The peaceful approach really works best. I have not used a totally depraved approach and won. You've got to have some friends somewhere. If something goes wrong, you need a friendly mission where you can go back and not have to worry about an insurrection or something. A place you can return to and know that there will be food, for example. You need a series of these relatively safe places even if you are going on a conquest mission. If you continually abuse the natives you will eventually see a message from the king saying 'Don't treat the natives so badly. But keep the gold coming'. This double standard is straight out of history.

The size of the New World was one of the concepts that was integrated into the design; the land had to be detailed and diverse. As a result, data storage and retrieval became a major issue, particularly as the developers did not want lengthy load times to interfere with the game. As described by Bunten: "Our only way out was to use technologies we didn't have until we were forced to invent them". The game used a streaming system to allow the map to be loaded in without interrupting game play. The game ships with a single "world" closely modeled on the real one, including details as small as the Florida Keys and most well-known rivers. The game also includes a world creating engine that allows the user to build a truly new New World, saving it to a user supplied disk.

Game maps include one or more "lost cities" that are hidden by a mountain icon in locations that are typically far from other land masses. Explorers that stumble on one of these hidden cities will be greeted with the message "Sir, we have discovered a lost city". Inhabitants of this type of village are docile and run from the player and when the chief of the village is approached, the game will inform the player that "We may take what we want as tribute!" and the user will be able to acquire a sizable amount of gold without having to trade.

== Ports ==
Bunten considered the version for the Atari 8-bit computers to be the only "full" version, while the others were ports of which Bunten said "we did the best we could with what we had". Versions for the Commodore 64 and Apple II were released soon after in the same year, followed by the Mac and Amiga in 1985 and IBM PC compatibles in 1987.

== Reception ==
In 1984, COMPUTE!s James V. Trunzo called Seven Cities "a riveting new adventure game ... a graphically enhanced strategy game that challenges and educates as well as entertain", and noted its ability to generate new maps. In 1985 Compute!'s Gazettes Gregg Keizer wrote that "this exceptional game" let him fulfill his childhood fantasy of exploring the Amazon: "Fantasies and worlds to explore. What more could you want?"

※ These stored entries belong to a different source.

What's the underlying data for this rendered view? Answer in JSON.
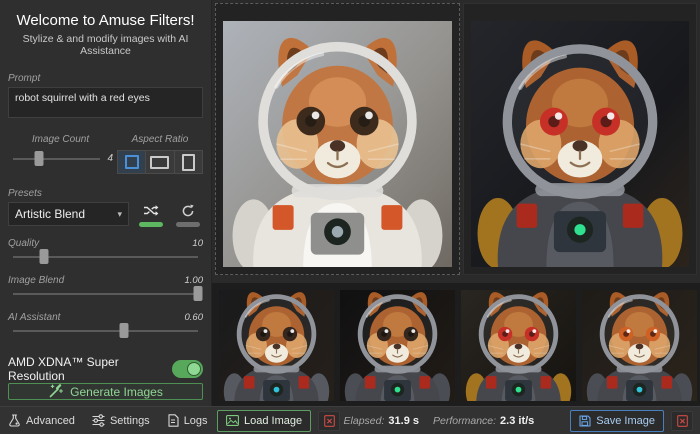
{
  "sidebar": {
    "title": "Welcome to Amuse Filters!",
    "subtitle": "Stylize & and modify images with AI Assistance",
    "prompt": {
      "label": "Prompt",
      "value": "robot squirrel with a red eyes"
    },
    "image_count": {
      "label": "Image Count",
      "value": "4",
      "percent": 30
    },
    "aspect_ratio": {
      "label": "Aspect Ratio",
      "options": [
        "square",
        "landscape",
        "portrait"
      ],
      "selected": "square"
    },
    "presets": {
      "label": "Presets",
      "selected": "Artistic Blend"
    },
    "sliders": [
      {
        "label": "Quality",
        "value": "10",
        "percent": 17
      },
      {
        "label": "Image Blend",
        "value": "1.00",
        "percent": 100
      },
      {
        "label": "AI Assistant",
        "value": "0.60",
        "percent": 60
      }
    ],
    "super_resolution": {
      "label": "AMD XDNA™ Super Resolution",
      "enabled": true
    },
    "generate_label": "Generate Images"
  },
  "gallery": {
    "source_alt": "squirrel in white astronaut suit",
    "result_alt": "robot squirrel with red eyes in dark space suit",
    "thumbnails": [
      {
        "alt": "robot squirrel variant 1"
      },
      {
        "alt": "robot squirrel variant 2"
      },
      {
        "alt": "robot squirrel variant 3"
      },
      {
        "alt": "robot squirrel variant 4"
      }
    ]
  },
  "footer": {
    "advanced": "Advanced",
    "settings": "Settings",
    "logs": "Logs",
    "load_image": "Load Image",
    "save_image": "Save Image",
    "elapsed_label": "Elapsed:",
    "elapsed_value": "31.9 s",
    "performance_label": "Performance:",
    "performance_value": "2.3 it/s"
  },
  "icons": {
    "shuffle": "crossed-arrows",
    "refresh": "circular-arrows",
    "generate": "magic-wand",
    "advanced": "beaker",
    "settings": "sliders",
    "logs": "document",
    "info": "i",
    "load": "image",
    "save": "floppy-disk",
    "delete": "image-x"
  },
  "colors": {
    "accent_green": "#5db761",
    "accent_blue": "#4f86c9",
    "accent_red": "#c9413a",
    "aspect_selected_blue": "#4a90d9"
  }
}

Seven Cities of Gold had sold over 100,000 copies by the time it won the "Strategy Game of the Year" award in Computer Gaming Worlds 1985 reader poll. In 1996, Computer Gaming World ranked Seven Cities of Gold as the 61st best game of all time, stating that "Ozark Softscape's fantastic game of New World exploration offended some with its accurate treatment of autochthonous tribes".

== Legacy ==
In 1993, a new version was released for MS-DOS. It is more a reconceptualization of the gameplay than a simple cosmetic makeover. The game is set up as a tier of goals that must be accomplished. For example, the first goal is to establish one mission, one colony, and three forts in the space of ten voyages. Computer Gaming World in 1993 stated that the changes in the VGA remake of the game were improvements. The magazine concluded that "Seven Cities of Gold is still the fresh, simple, playable game that broke ground in the early days of computer gaming".

Seven Cities of Gold, Commemorative Edition won the 1993 Origins Award for Best Military or Strategy Computer Game.